The 49 human-metapneumovirus-positive children were 1.5 to 50 months old (mean 11.6 months, median 6.5 months). Three quarters (36) were infants and 38 of the 49 infections occurred between December and April. Although each of the five viruses (human metapneumovirus, respiratory syncytial virus, parainfluenza virus, influenza virus, and adenovirus) was associated with any of the clinical diagnoses, children infected with human metapneumovirus, respiratory syncytial virus, or adenovirus were most likely to have bronchiolitis and children infected with parainfluenza or influenza viruses were most likely to have croup. [It seems likely that some children with a diagnosis of bronchiolitis in the USA would in the UK be given a diagnosis of pre-school viral wheeze.] Human metapneumovirus was demonstrated in 21% of virus-positive cases of bronchiolitis, 12% of virus-positive croup, and 9% of virus-positive pneumonia.

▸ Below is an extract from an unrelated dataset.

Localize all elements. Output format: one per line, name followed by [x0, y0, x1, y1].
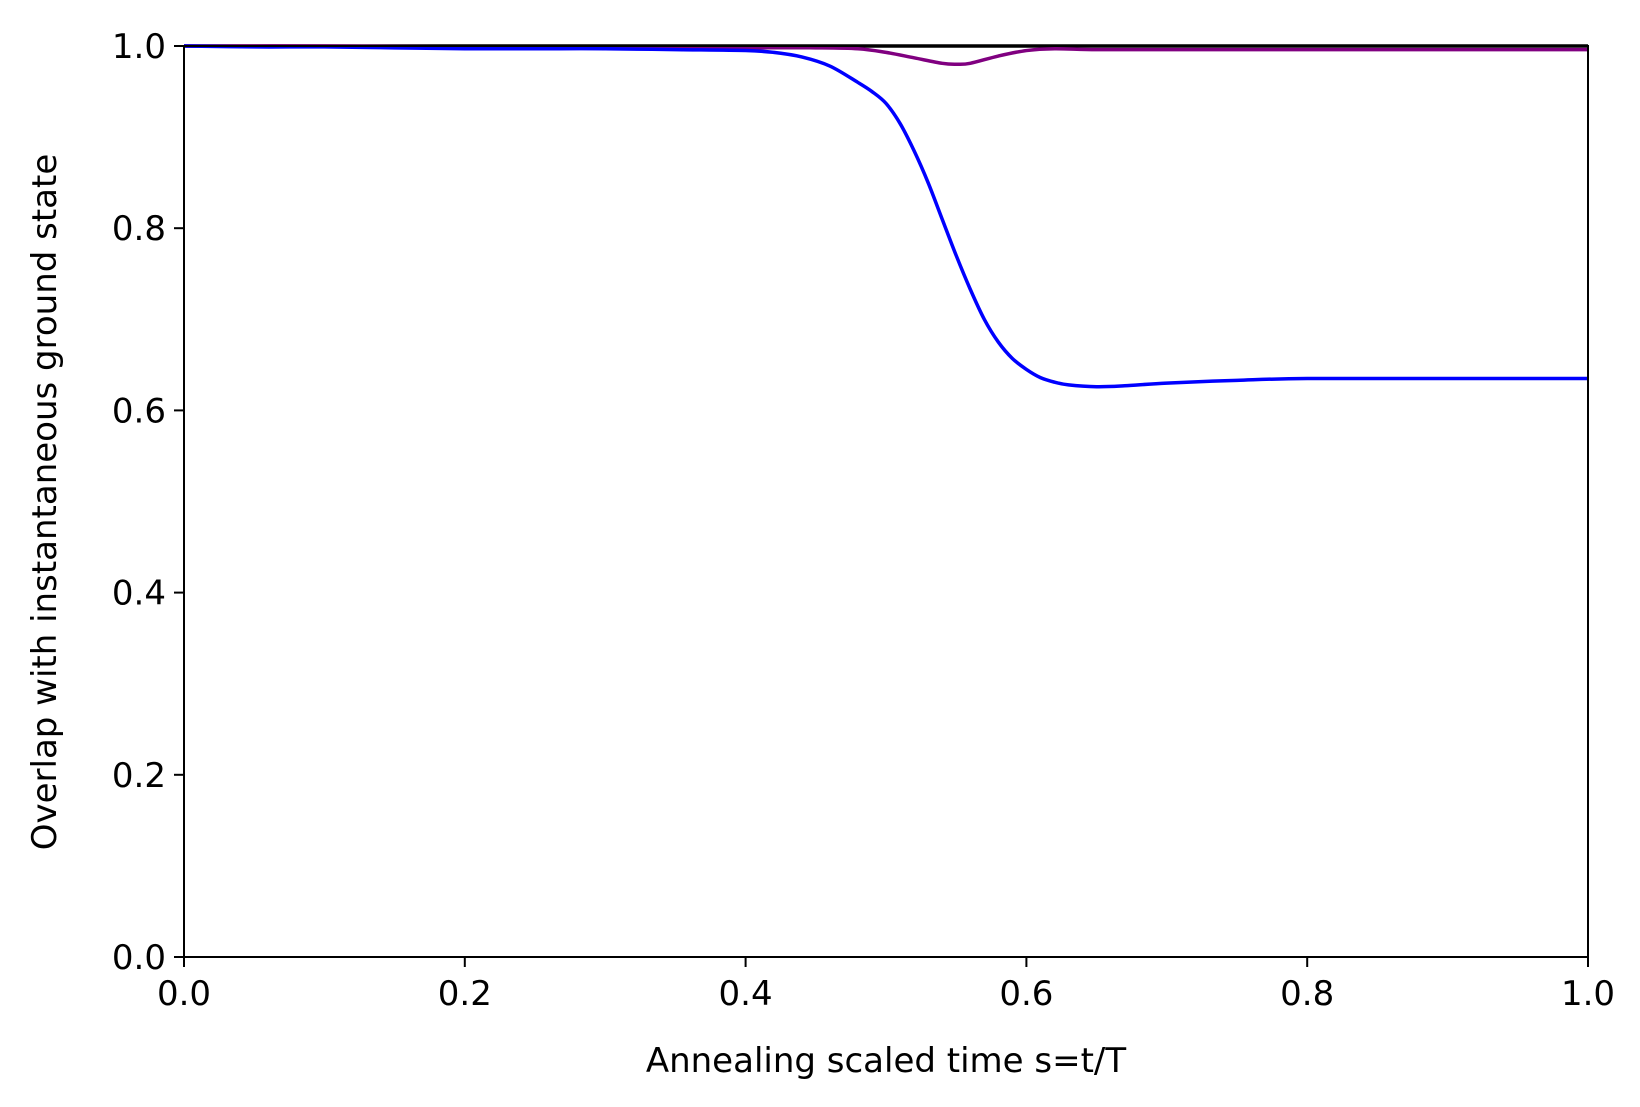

In any given year it accounted for up to 31% (0–31%) of otherwise virus-negative pneumonia. (The figures for human metapneumovirus and other viruses are not strictly comparable because of different methods.)
Human metapneumovirus also caused upper respiratory infection (15% of a random sample of 261 virus-culture negative children with URTI) but at a later age (mean 19.6 months) than lower respiratory tract infection.